I would strongly advise against using the .callback mechanism in any case. They were replaced by the general .js_on_change facility, that can be use to uniformly trigger callbacks on any Bokeh property change. These ad-hoc .callback properties date back to the very early days of the project, and are sprinkled inconsistently around. They have been deprecated for some time, and will be removed in future (not too distant) release.

If you want to respond to changes in scatter selection indices, you should do:

source.selected.js_on_change('indices', customjs_callback)

for every data source that you care about. (Or if you do want the actual box geometry, you can use .js_on_event with BoxSelection event type)

if the selected area does not include one point of a data source, all the points of this data source remain “active” i.e. visually there is not alpha applied on them.

The selection/non_selection visual properties only apply when there is some non-empty selection to begin with. If you make an empty selection that is the same as clearing the selection, in which case the normal glyph is used. I.e. when a plot is first displayed, before any other action, it has an empty selection. Making a new empty selection some time later returns it to that same state from the beginning. I am not sure what else could be done that would not be inconsistent/confusing.

If you really have to have a different behaviour, you could create a custom extension that meets your specialized need.

guillaume.androz · September 5, 2019, 4:55pm

Thanks for your reply, I wanted to use one data source, but my sources do not have the same dimension (like 1000 points in the first and 1500 in the other)

guillaume.androz · September 5, 2019, 5:00pm

Thanks Bryan, I was indeed confused ! I soon after realized that in the
source.selected.js_on_change('indices', customjs_callback), the indices were refering to the indices of the source model…

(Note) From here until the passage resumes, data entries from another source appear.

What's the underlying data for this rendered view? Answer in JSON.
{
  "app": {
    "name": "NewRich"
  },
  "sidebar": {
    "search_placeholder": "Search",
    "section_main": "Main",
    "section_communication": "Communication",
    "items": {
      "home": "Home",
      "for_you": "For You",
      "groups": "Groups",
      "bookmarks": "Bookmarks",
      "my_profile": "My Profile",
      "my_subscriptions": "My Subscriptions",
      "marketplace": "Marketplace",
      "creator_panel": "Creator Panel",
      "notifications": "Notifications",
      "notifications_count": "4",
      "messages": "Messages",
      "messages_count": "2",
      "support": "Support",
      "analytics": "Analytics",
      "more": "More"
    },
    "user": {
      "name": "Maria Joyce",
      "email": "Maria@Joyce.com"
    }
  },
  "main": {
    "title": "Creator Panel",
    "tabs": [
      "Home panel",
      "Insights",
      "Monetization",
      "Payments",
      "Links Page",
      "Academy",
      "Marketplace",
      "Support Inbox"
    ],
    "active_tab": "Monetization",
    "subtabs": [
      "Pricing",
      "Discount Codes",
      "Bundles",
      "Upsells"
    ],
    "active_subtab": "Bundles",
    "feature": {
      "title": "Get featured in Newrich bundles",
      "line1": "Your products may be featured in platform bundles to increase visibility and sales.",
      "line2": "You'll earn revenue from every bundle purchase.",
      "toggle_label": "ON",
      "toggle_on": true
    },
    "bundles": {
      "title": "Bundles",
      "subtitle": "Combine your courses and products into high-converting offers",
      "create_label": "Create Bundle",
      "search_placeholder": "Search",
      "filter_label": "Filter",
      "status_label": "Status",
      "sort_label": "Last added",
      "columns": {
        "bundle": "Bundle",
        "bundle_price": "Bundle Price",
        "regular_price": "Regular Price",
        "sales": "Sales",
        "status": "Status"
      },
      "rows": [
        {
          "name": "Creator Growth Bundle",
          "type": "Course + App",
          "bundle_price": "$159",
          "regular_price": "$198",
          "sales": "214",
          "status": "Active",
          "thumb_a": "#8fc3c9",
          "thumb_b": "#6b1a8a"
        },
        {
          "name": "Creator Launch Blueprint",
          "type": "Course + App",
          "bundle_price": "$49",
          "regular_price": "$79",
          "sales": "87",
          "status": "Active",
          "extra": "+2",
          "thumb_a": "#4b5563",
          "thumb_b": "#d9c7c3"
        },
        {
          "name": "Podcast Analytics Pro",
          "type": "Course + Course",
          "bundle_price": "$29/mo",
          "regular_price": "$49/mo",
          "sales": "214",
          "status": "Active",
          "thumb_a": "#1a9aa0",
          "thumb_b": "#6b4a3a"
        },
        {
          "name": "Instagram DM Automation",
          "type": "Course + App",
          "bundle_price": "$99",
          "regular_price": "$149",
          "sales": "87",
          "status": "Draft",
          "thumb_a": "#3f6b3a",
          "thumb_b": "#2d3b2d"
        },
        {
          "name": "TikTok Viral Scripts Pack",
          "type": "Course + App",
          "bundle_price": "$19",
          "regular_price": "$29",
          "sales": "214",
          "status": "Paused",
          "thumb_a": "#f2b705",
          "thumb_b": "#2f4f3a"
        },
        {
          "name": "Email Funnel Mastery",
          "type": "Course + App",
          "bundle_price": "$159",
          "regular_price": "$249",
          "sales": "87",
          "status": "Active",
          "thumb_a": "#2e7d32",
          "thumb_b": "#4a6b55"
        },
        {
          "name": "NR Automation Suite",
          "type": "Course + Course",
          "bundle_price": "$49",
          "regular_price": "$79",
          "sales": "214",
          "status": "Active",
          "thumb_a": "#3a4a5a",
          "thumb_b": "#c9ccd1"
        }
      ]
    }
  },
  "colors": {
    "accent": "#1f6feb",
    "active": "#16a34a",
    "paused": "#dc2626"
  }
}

carolyn · September 5, 2019, 5:14pm

Sure. They can be different lengths; you would just need to create matching blank columns of the same length. Below I’m arbitrarily choosing 45 and 57, but they can be anything:

x1 = [random() for x in range(45)]
y1 = [random() for y in range(45)]

x2 = [random() for x in range(57)]
y2 = [random() for y in range(57)]

blank_1 = [None] * len(x1)
blank_2 = [None] * len(x2)

s1 = ColumnDataSource(data=dict(x1=x1 + blank_2, y1=y1 + blank_2, x2=blank_1 + x2, y2=blank_1 + y2))

The end result would just need to be a dataframe with the following format:

x1	y1	x2	y2
a	b	_	_
c	d	_	_
e	f	_	_
_	_	g	h
_	_	i	j
_	_	k	l
_	_	m	n

So it doesn’t matter how many rows are in each subset of data; just that the columns that don’t apply are set to None, which is what I’m using those blank_1 and blank_2 arrays for.